Qureshi has also competed in events like the 10th Asian Lawn Bowls Championship in 2014, contributing to Pakistan's growing presence in regional competitions, and represented Pakistan at the 2022 and 2025 World Bowls Indoor Championships. He once again represented Pakistan at the 2026 Commonwealth Games, competing in both men's singles and pairs alongside Maqsood Wasim Khan.

==Bowls career==
Qureshi represented Pakistan at the 2014 Commonwealth Games in the Lawn bowls tournament held in Glasgow. It was the first time that Pakistan competed in bowls at the Commonwealth Games. His international breakthrough came in 2014 when he received an unexpected call-up to Pakistan's men's triples team for the Commonwealth Games in Glasgow, competing with Maqsood Khan and Muzahir Shan but failing to advance beyond the preliminary rounds after losses to teams from the Falkland Islands, Australia, England, Malaysia, and Papua New Guinea. Despite the results, his participation marked a milestone for Pakistan in lawn bowls, a sport relatively new to the country, and helped inspire greater interest domestically.

Qureshi represented Pakistan at the 10th Asian Lawn Bowls Championship in 2014, as part of the national team. The Pakistan men's team placed 9th overall, earning 6 points across all events with no advancement beyond the group stages.
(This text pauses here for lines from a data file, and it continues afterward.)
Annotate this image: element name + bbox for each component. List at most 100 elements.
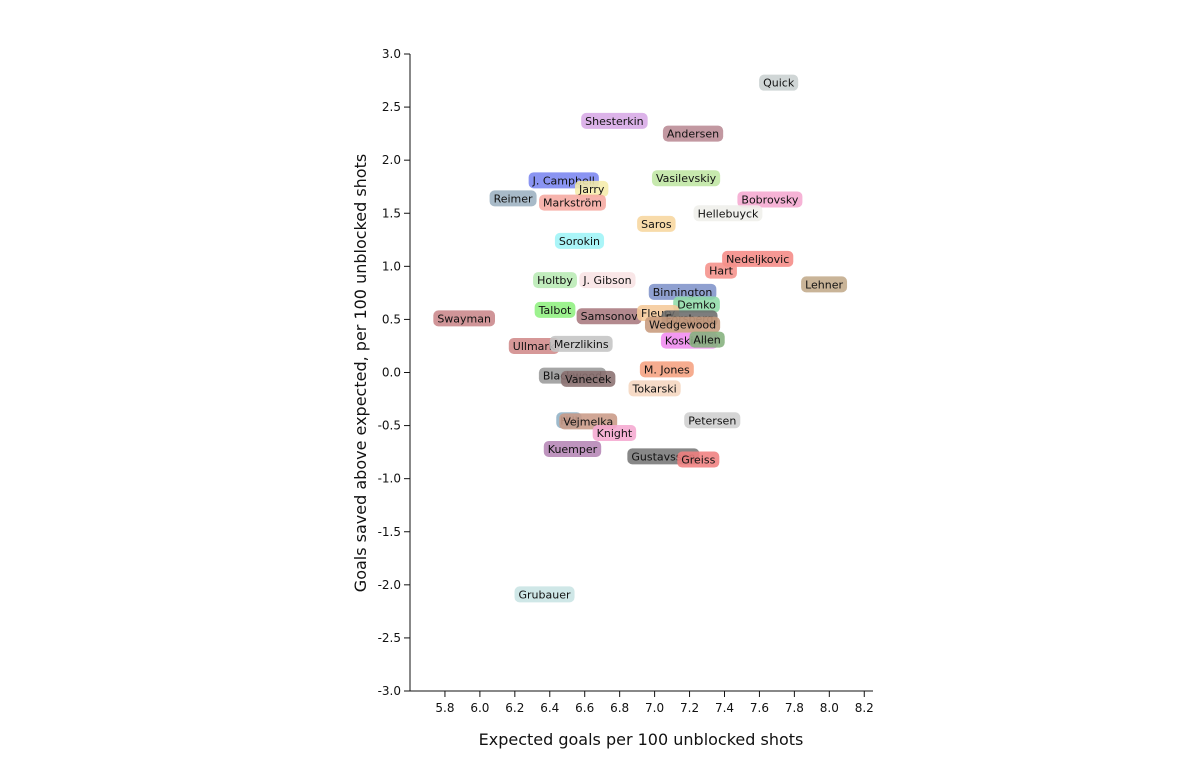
data-point-label: M. Jones [644,363,690,376]
data-point-marker [533,272,577,289]
y-tick-label: -0.5 [378,419,401,433]
data-point-marker [581,112,648,129]
data-point: Holtby [533,272,577,289]
data-point: Lehner [801,276,848,293]
data-point-label: Lehner [805,278,843,291]
data-point: Vasilevskiy [651,170,721,187]
data-point-marker [543,440,602,457]
data-point: Andersen [662,125,724,142]
data-point-label: Petersen [688,414,736,427]
data-point: Vanecek [561,370,616,387]
data-point: Reimer [489,190,537,207]
x-tick-label: 7.8 [785,701,804,715]
data-point: Merzlikins [549,335,613,352]
data-point: Jarry [575,180,609,197]
data-point-label: Samsonov [581,310,639,323]
data-point: M. Jones [639,361,694,378]
y-tick-label: 3.0 [382,47,401,61]
data-point: Binnington [648,283,717,300]
y-tick-label: 0.0 [382,366,401,380]
y-tick-label: 2.5 [382,100,401,114]
data-point-marker [554,232,605,249]
y-tick-label: -2.0 [378,578,401,592]
data-point-label: Wedgewood [649,319,716,332]
data-point-label: Knight [597,427,633,440]
data-point: Grubauer [514,586,575,603]
data-point-marker [639,361,694,378]
data-point: Hart [705,262,737,279]
data-point-label: Shesterkin [585,115,643,128]
data-point-marker [489,190,537,207]
data-point-label: Binnington [653,286,713,299]
x-tick-label: 7.4 [715,701,734,715]
data-point-marker [693,205,763,222]
data-point-label: Ullmark [513,340,556,353]
data-point-marker [549,335,613,352]
data-point: Talbot [534,301,576,318]
data-point-label: Merzlikins [554,338,609,351]
data-point-label: Andersen [667,128,719,141]
data-point-marker [705,262,737,279]
data-point-marker [575,180,609,197]
data-point: Saros [637,215,676,232]
x-tick-label: 6.0 [470,701,489,715]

In 2022, he qualified to represent Pakistan at the Inaugural World Bowls Indoor Championships. The event had been cancelled in 2020 and 2021 due to the COVID-19 pandemic. Qureshi also participated in the 2025 World Bowls Indoor Championships held at the Aberdeen Indoor Bowling Club in Scotland. Partnering with Scotland's Lauren Roddie in the mixed pairs sectional play, they suffered a 6-3, 7-4 defeat to Australia's Kelsey Cottrell and Jack McShane, resulting in elimination from contention for top placement. In the men's singles, he faced Australia's Jack McShane and lost 11-3, 15-1 in their sectional match. At the 2026 Commonwealth Games, in the singles, he secured two group-stage wins against Fiji's Arun Kumar Prasad and Jamaica's Robert Simpson, while in the pairs alongwith Maqsood Wasim Khan, he managed a drawn result against Fiji but lost to New Zealand, Australia, Northern Ireland, Tonga and the duo did not advance to the knockout rounds.

Throughout his international career in non-Commonwealth events, Qureshi has made at least two notable appearances in global and regional championships, contributing to Pakistan's efforts in both outdoor lawn bowls and indoor variants, though without securing medals or podium finishes.